Zinc uptake and distribution Zn homeostasis in plantaconsists of a complex of cellular functions such as uptake, efflux, accumulation, sequestration, remobilization and detoxification (Figure 3). Membrane transporters that catalyse the movement of Zn2+ mostly belong to the ZIP family. ZIPs are expressed in multiple membranes and tissues including roots, leaves, nodules and flowers and typically transport Zn2+ from the extracellular space to the root symplast or from organellar lumens into the cytoplasm (López-Millán et al., 2004, Krishna et al., 2020). ZIP proteins have a histidine-rich domain, which might be involved in metal binding and transport regulation (Jeong and Eide, 2013, Zhang et al., 2019).
Expression of ZIPs and other transporters is strictly regulated in order to provide the necessary quantity of Zn into all cell types and at all stages of development. Several transcription factors involved in Zn homeostasis belong to the F group of the basic-region leucine zipper (bZIP) factors and have histidine-rich motifs at their N-terminal region capable of Zn binding. Thus, bZIPs act as Zn sensors that are crucial in maintaining adequate Zn acquisition (Krishna et al., 2020, Lilay et al., 2021).
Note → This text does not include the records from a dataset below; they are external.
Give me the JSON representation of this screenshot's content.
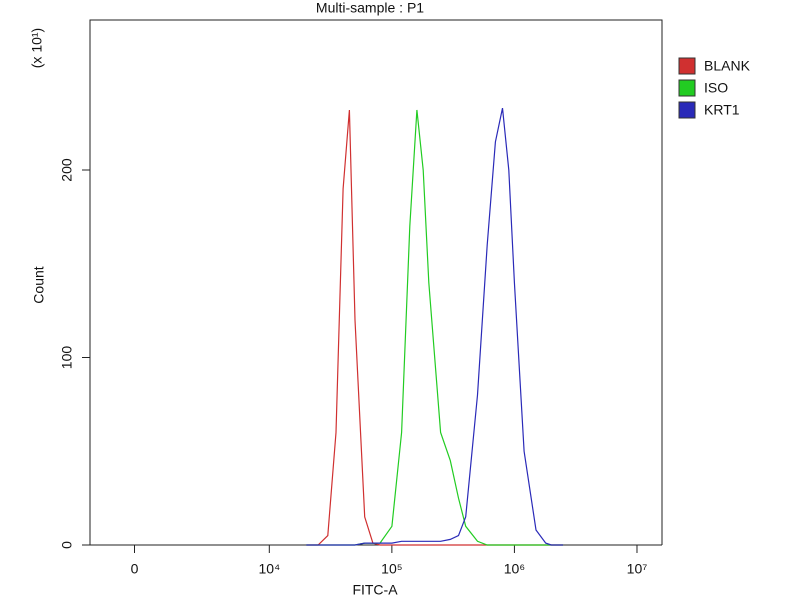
{
  "chart_data": {
    "type": "line",
    "title": "Multi-sample : P1",
    "x_label": "FITC-A",
    "y_label": "Count",
    "y_scale_note": "(x 10¹)",
    "xscale": "symlog",
    "linthresh": 10000,
    "linscale": 1.1,
    "xlim": [
      -3300,
      16000000
    ],
    "xticks": [
      0,
      {
        "value": 10000,
        "label": "10⁴"
      },
      {
        "value": 100000,
        "label": "10⁵"
      },
      {
        "value": 1000000,
        "label": "10⁶"
      },
      {
        "value": 10000000,
        "label": "10⁷"
      }
    ],
    "ylim": [
      0,
      280
    ],
    "yticks": [
      0,
      100,
      200
    ],
    "legend": "right",
    "x": [
      20000,
      25000,
      30000,
      35000,
      40000,
      45000,
      50000,
      60000,
      70000,
      80000,
      100000,
      120000,
      140000,
      160000,
      180000,
      200000,
      250000,
      300000,
      350000,
      400000,
      500000,
      600000,
      700000,
      800000,
      900000,
      1000000,
      1200000,
      1500000,
      1800000,
      2000000,
      2500000
    ],
    "series": [
      {
        "name": "BLANK",
        "color": "#d03030",
        "values": [
          0,
          0,
          5,
          60,
          190,
          232,
          120,
          15,
          1,
          0,
          0,
          0,
          0,
          0,
          0,
          0,
          0,
          0,
          0,
          0,
          0,
          0,
          0,
          0,
          0,
          0,
          0,
          0,
          0,
          0,
          0
        ]
      },
      {
        "name": "ISO",
        "color": "#22cc22",
        "values": [
          0,
          0,
          0,
          0,
          0,
          0,
          0,
          1,
          1,
          1,
          10,
          60,
          170,
          232,
          200,
          140,
          60,
          45,
          25,
          10,
          2,
          0,
          0,
          0,
          0,
          0,
          0,
          0,
          0,
          0,
          0
        ]
      },
      {
        "name": "KRT1",
        "color": "#2a2ab8",
        "values": [
          0,
          0,
          0,
          0,
          0,
          0,
          0,
          1,
          1,
          1,
          1,
          2,
          2,
          2,
          2,
          2,
          2,
          3,
          5,
          15,
          80,
          160,
          215,
          233,
          200,
          140,
          50,
          8,
          1,
          0,
          0
        ]
      }
    ]
  }
}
In addition to ZIPs, Zn uptake can occur in the form of Zn phytosiderophores, mediated by members of the YSL transporter family (von Wiren et al., 1996, Erenoglu et al., 2000, Suzuki et al., 2006).
Translocation of Zn from roots to the above ground organs via the xylem is catalysed by members of P1b-type ATPases, localized to the plasma membrane cells in the root pericycle. HMAs such as AtHMA2 and AtHMA4 actively upload Zn and Cd into the xylem (e.g. (Verret et al., 2004, Hanikenne et al., 2008, Migeon et al., 2010, Wong et al., 2009).
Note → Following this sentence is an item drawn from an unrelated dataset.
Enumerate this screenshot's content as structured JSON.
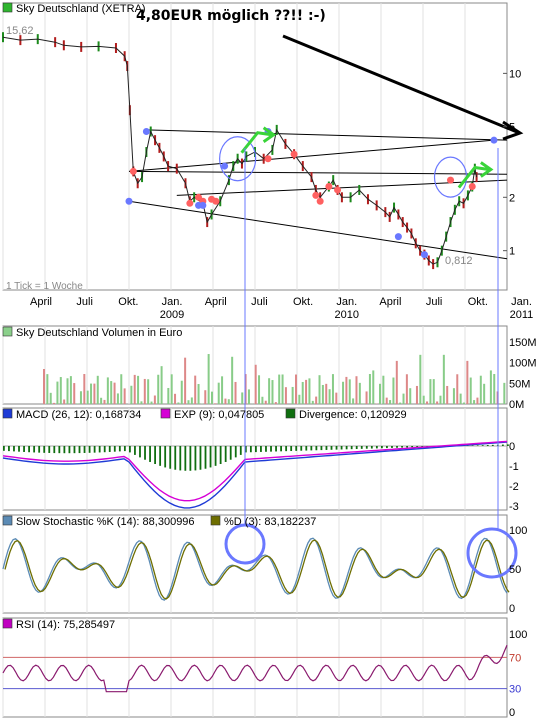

The tonoplast HMAs are involved in the vacuolar accumulation of metals such as Cd and Zn (Morel et al., 2009) whilst remobilisation of Zn from the vacuoles is carried out by ZIP and NRAMP transporters. For instance, the tonoplast localised AtZIP1 releases Zn and Mn from the vacuolar lumen, presumably for subsequent long distance transport in the xylem (Milner et al., 2013).
Cellular detoxification of Zn To avoid the damaging effects of metal toxicity a fine balance of processes is necessary to maintain cytosolic metal concentration. A significant part of that is the use of vacuoles as a storage buffer. This is an important characteristic of the root cells for they are able to prevent translocation of toxic ions to the shoot. The loading of Zn2+ into vacuoles is facilitated by members of the Cation Diffusion Facilitator Family known in plants as MTPs that are located in the tonoplast (Arrivault et al., 2006, Gustin et al., 2009, Tanaka et al., 2013). Within the cytosol the exchangeable Zn2+ fraction is rapidly bound to ligands such as nicotianamine (NA), histidine, glutathione, phytochelatin or phosphate (Clemens, 2019). Conjugated and liganded Zn2+ is subsequently moved into the vacuole by ABC transporters and vacuolar sequestration in this manner is an important factor for retaining most Zn in the root. However, vacuolar sequestration of Zn2+ (but also of Cd2+, Co2+ and Pb2+) is further achieved through HMA ATPases such as HMA3 in Arabidopsis thaliana (Morel et al., 2009), while excess Zn in this species leads to upregulation of the Zinc-Induced Facilitator 1 (AtZIF1), a vacuolar Zn-NA importer into the vacuole (Haydon and Cobbett, 2007).